SAN ANTONIO – Three people who ran from the scene of a possible human smuggling case Tuesday on the Southwest Side tried to take refuge in a woman’s home, according to her son.
Jorge Vasquez said he found out about it in a late-night phone call from his mother, who lives in a mobile home park near New Laredo Highway, not far from Plumnear Road.
“She said that she was in the kitchen, and then all of a sudden she just turned around and saw three girls in the kitchen standing there,” Vasquez recalled. “It’s just crazy.”
Within minutes, Vasquez said, San Antonio police were on the women’s trail.
They ended up taking a total of seven people into custody in and near the mobile home park, then turned them over to Homeland Security and Immigration, a San Antonio Police Department spokesperson said.
A police report says the people detained were among about a dozen who were seen climbing out of a semitruck that had stopped on Quintana Road near Plumnear Road. The intersection is a little more than a mile away from the site where 53 smuggled migrants died in the back of a big rig in 2022.
To hear about another possible human smuggling case there hit like a bad case of déjà vu for some people who live in the area.
“It’s a little shocking,” said Alexis Sanchez just after going for a jog in a nearby park Wednesday morning. “I feel like that’s kind of scary just to be dumped off in somebody’s backyard.

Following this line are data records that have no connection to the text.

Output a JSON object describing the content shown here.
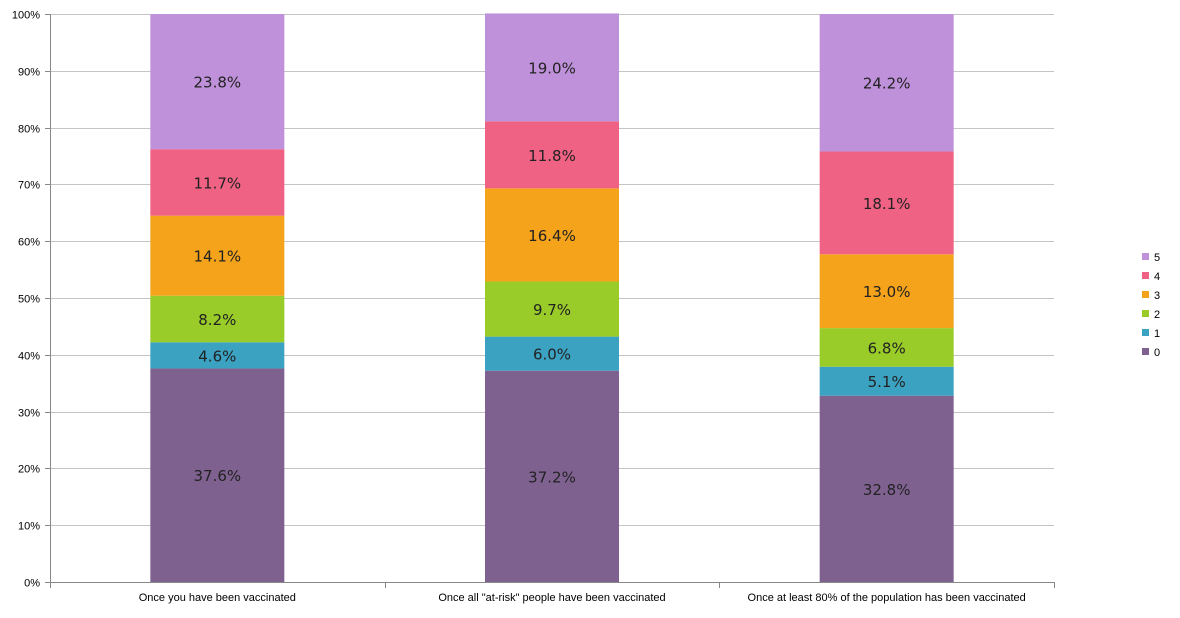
{
  "chart_data": {
    "type": "bar",
    "stacked": true,
    "percent_stacked": true,
    "categories": [
      "Once you have been vaccinated",
      "Once all \"at-risk\" people have been vaccinated",
      "Once at least 80% of the population has been vaccinated"
    ],
    "series": [
      {
        "name": "0",
        "color": "#7f6190",
        "values": [
          37.6,
          37.2,
          32.8
        ],
        "labels": [
          "37.6%",
          "37.2%",
          "32.8%"
        ]
      },
      {
        "name": "1",
        "color": "#3ba2c2",
        "values": [
          4.6,
          6.0,
          5.1
        ],
        "labels": [
          "4.6%",
          "6.0%",
          "5.1%"
        ]
      },
      {
        "name": "2",
        "color": "#99cc29",
        "values": [
          8.2,
          9.7,
          6.8
        ],
        "labels": [
          "8.2%",
          "9.7%",
          "6.8%"
        ]
      },
      {
        "name": "3",
        "color": "#f4a31a",
        "values": [
          14.1,
          16.4,
          13.0
        ],
        "labels": [
          "14.1%",
          "16.4%",
          "13.0%"
        ]
      },
      {
        "name": "4",
        "color": "#f06284",
        "values": [
          11.7,
          11.8,
          18.1
        ],
        "labels": [
          "11.7%",
          "11.8%",
          "18.1%"
        ]
      },
      {
        "name": "5",
        "color": "#bf91db",
        "values": [
          23.8,
          19.0,
          24.2
        ],
        "labels": [
          "23.8%",
          "19.0%",
          "24.2%"
        ]
      }
    ],
    "y_ticks": [
      "0%",
      "10%",
      "20%",
      "30%",
      "40%",
      "50%",
      "60%",
      "70%",
      "80%",
      "90%",
      "100%"
    ],
    "ylim": [
      0,
      100
    ],
    "grid": true,
    "legend": {
      "position": "right",
      "order": [
        "5",
        "4",
        "3",
        "2",
        "1",
        "0"
      ]
    },
    "title": "",
    "xlabel": "",
    "ylabel": ""
  }
}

Nobody knows where they’re at.”
City Councilman Edward Mungia, whose district includes that stretch of Quintana Road, said he was “devastated” when he got a late-night phone call about it from SAPD Chief William McManus.

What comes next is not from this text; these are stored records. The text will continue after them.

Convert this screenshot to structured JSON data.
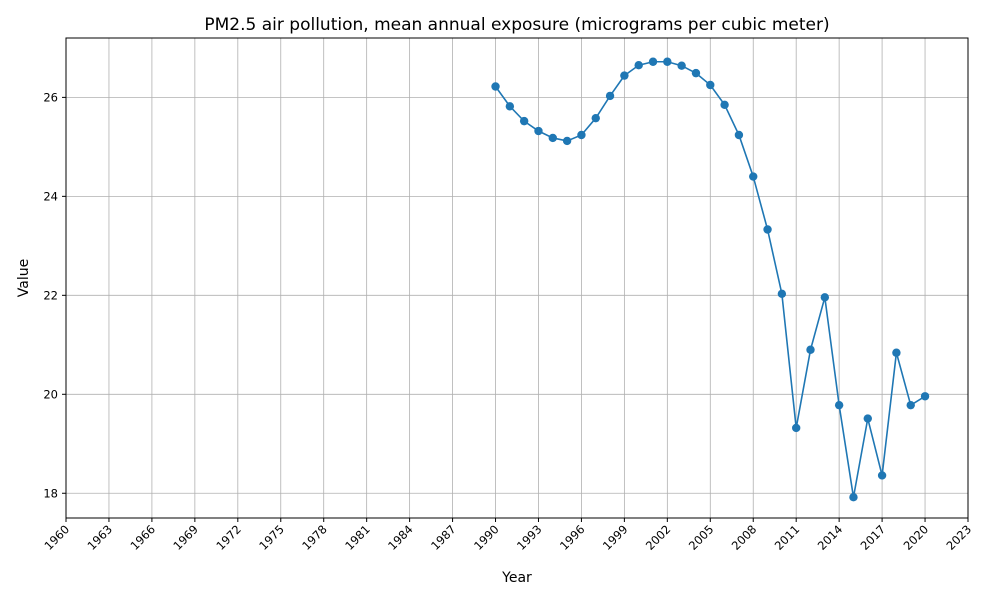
{
  "chart_data": {
    "type": "line",
    "title": "PM2.5 air pollution, mean annual exposure (micrograms per cubic meter)",
    "xlabel": "Year",
    "ylabel": "Value",
    "xlim": [
      1960,
      2023
    ],
    "ylim": [
      17.5,
      27.2
    ],
    "grid": true,
    "legend": "none",
    "color": "#1f77b4",
    "xticks": [
      1960,
      1963,
      1966,
      1969,
      1972,
      1975,
      1978,
      1981,
      1984,
      1987,
      1990,
      1993,
      1996,
      1999,
      2002,
      2005,
      2008,
      2011,
      2014,
      2017,
      2020,
      2023
    ],
    "yticks": [
      18,
      20,
      22,
      24,
      26
    ],
    "x": [
      1990,
      1991,
      1992,
      1993,
      1994,
      1995,
      1996,
      1997,
      1998,
      1999,
      2000,
      2001,
      2002,
      2003,
      2004,
      2005,
      2006,
      2007,
      2008,
      2009,
      2010,
      2011,
      2012,
      2013,
      2014,
      2015,
      2016,
      2017,
      2018,
      2019,
      2020
    ],
    "values": [
      26.22,
      25.82,
      25.52,
      25.32,
      25.18,
      25.12,
      25.24,
      25.58,
      26.03,
      26.44,
      26.65,
      26.72,
      26.72,
      26.64,
      26.49,
      26.25,
      25.85,
      25.24,
      24.4,
      23.33,
      22.03,
      19.32,
      20.9,
      21.96,
      19.78,
      17.92,
      19.51,
      18.36,
      20.84,
      19.78,
      19.96
    ]
  }
}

“I think my heart sank when the chief told me that there was a trailer found. Thankfully, this time there were no deaths reported,” he said.
Mungia, who said he was a staff member in a previous city councilmember’s office at the time of the 2022 migrant deaths, is determined now to prevent any more cases from happening.
He said in response to recent vandalism done to a memorial for the migrants who died three years ago, his office was able to install solar lights along that dark section of Quintana Road.
However, he plans to continue pushing for more permanent lighting there.
“We don’t have cameras, as far as I know, on this street. We need to look into that, not only because of that crime. There’s illegal dumping here all the time,” he said.
While both ideas are aimed at making the area less desirable to smugglers, Mungia said a solution to illegal immigration and human smuggling will have to come from the federal government.